Hours later, in keeping with my habit of delaying routine maintenance until the eve of big trips, I changed the oil that was 7,000 miles overdue and bought a spare tire to replace the flat one that hung on the back of the Jeep for four months. Mo was leaving the next day for the birthday party of her nephew three hours away in Grand Rapids.
A snowstorm was forecast, and I had a vision: Mo and Hope, stranded by the side of the road, eating upholstery to survive. I'd blown a tire in our other car on the freeway four days before and been rescued by a drunk hobo and another passerby who actually knew what he was doing. That stuff temporarily jolts you into becoming a responsible car owner.
Feeling smug, I was driving home when I heard a rumble, rumble, rumble. Two lanes over, I spied a ramshackle van and sneered "You, sir, have no business on the road." Twenty seconds later, the distant rumble became immediate thunder, and I knew I was in trouble. Again.
I called AAA. Thirty minutes just to talk to an operator. I eased into a gas station, called Mo and shrugged off her entries to pick me up. How hard can it be? I did this once 20 years ago: Raise the jack, remove the wheel, put a new one on. I'd be on the road in 10 minutes.
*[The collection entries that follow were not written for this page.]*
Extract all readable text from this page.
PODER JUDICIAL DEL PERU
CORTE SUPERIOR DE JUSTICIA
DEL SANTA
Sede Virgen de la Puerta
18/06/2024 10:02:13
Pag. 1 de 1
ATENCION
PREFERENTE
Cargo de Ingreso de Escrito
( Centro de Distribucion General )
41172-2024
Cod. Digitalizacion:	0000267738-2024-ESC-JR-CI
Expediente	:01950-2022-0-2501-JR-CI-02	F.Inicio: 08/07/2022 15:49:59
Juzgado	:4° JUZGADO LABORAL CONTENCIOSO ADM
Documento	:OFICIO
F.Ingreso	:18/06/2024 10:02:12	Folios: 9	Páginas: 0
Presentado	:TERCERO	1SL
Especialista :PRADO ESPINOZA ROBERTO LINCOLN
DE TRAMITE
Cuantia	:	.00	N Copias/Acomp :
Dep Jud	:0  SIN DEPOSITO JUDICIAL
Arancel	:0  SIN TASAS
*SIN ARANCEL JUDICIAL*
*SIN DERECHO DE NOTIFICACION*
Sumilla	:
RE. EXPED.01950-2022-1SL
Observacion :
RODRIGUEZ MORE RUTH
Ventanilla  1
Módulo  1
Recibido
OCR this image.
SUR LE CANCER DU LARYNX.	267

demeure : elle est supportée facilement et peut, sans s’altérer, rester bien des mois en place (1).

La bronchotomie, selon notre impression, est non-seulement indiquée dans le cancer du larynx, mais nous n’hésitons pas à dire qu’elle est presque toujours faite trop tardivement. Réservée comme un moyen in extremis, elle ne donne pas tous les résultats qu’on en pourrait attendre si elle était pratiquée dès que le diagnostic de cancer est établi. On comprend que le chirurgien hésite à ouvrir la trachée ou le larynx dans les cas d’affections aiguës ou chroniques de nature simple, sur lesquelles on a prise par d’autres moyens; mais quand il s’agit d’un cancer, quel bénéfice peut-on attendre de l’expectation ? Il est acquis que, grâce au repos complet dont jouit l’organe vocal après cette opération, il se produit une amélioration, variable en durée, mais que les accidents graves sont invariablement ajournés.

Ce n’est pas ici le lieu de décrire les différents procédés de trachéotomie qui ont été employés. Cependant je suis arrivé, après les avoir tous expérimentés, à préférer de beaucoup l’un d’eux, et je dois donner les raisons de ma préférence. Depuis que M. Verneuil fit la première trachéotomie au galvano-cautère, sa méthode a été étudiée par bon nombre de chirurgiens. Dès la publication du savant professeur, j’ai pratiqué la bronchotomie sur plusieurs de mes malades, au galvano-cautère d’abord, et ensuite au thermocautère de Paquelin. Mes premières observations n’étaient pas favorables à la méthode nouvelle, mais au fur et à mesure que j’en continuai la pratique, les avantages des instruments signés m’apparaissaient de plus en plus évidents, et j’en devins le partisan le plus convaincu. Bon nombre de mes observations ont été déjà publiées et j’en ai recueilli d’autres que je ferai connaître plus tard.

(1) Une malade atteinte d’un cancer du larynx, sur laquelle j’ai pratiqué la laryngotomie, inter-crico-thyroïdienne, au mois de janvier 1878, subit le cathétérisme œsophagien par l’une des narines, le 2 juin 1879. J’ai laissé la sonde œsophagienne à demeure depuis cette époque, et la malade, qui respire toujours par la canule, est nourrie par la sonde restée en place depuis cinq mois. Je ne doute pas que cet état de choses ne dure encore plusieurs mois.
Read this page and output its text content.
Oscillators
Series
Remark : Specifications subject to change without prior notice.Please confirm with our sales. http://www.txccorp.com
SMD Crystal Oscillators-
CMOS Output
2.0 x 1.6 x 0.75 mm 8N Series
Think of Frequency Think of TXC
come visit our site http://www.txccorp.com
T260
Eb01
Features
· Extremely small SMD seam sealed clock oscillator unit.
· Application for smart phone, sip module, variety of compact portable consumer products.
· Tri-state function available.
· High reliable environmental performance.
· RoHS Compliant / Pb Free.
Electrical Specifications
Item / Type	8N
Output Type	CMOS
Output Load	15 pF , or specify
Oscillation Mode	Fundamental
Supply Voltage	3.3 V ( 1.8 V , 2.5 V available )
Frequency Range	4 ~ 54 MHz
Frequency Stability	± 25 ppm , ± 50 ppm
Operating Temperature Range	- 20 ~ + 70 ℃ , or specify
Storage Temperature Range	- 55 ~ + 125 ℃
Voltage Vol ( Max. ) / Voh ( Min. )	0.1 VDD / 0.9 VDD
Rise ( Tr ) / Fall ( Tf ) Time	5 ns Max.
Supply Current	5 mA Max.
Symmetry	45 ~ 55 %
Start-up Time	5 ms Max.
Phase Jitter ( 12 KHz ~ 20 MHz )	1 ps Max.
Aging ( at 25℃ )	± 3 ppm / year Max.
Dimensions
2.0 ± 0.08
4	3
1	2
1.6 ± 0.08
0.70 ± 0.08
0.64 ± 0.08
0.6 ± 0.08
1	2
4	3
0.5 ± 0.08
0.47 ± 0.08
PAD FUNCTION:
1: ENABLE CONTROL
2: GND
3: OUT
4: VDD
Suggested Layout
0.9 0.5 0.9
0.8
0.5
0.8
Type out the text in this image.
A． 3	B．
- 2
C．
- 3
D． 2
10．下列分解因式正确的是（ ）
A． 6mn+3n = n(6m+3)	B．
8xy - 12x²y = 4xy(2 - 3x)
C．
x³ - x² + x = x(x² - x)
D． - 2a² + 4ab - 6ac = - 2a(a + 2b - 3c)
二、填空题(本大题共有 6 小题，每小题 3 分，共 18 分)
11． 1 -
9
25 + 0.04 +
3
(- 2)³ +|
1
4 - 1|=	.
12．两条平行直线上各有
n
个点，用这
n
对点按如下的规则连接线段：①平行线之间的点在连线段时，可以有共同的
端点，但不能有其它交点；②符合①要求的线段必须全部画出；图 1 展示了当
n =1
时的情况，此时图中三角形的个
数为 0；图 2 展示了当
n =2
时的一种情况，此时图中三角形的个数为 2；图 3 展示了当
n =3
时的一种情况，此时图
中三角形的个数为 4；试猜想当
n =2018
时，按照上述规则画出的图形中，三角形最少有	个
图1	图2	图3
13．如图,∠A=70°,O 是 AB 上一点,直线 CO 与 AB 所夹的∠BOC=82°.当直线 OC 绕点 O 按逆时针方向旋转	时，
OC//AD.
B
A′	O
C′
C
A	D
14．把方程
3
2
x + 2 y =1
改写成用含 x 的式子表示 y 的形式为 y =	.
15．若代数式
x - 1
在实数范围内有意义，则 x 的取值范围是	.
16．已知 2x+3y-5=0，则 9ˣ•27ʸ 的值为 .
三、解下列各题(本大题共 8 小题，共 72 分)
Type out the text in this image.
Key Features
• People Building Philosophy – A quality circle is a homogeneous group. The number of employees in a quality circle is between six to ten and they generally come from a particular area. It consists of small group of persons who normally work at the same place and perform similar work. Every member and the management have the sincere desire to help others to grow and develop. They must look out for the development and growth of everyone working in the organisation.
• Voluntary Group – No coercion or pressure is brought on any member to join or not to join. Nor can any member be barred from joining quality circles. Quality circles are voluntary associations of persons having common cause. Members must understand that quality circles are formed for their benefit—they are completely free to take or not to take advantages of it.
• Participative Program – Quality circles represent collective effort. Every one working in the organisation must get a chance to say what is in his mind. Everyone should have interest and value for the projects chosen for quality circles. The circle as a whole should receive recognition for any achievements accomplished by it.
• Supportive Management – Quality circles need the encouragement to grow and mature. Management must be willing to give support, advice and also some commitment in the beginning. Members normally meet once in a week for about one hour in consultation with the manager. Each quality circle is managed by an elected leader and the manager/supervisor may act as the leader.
She called back three times, offering to drive the 2 miles to get me. Each time, I assured her I had it covered. Within 30 minutes, I adopted a new strategy: Look as pathetic as possible and hope someone takes pity on me.
Someone did. A postal carrier named Michael with a sweet tooth. We were out there another 30 minutes, in sub-zero temperatures, jerry-rigging a too-small jack with bricks and remnants of the blown tire.
I asked how I could pay him back.
"Just do something nice for someone else," he said.
Faith in humanity renewed and proud of halfway changing a tire, I drove home in triumph. Twenty minutes later, my knee swelled to a stiff magenta mass. The next day, waiting to buy more tires, a silver-dollar sized blister formed on my knee, while smaller ones popped out of four fingertips.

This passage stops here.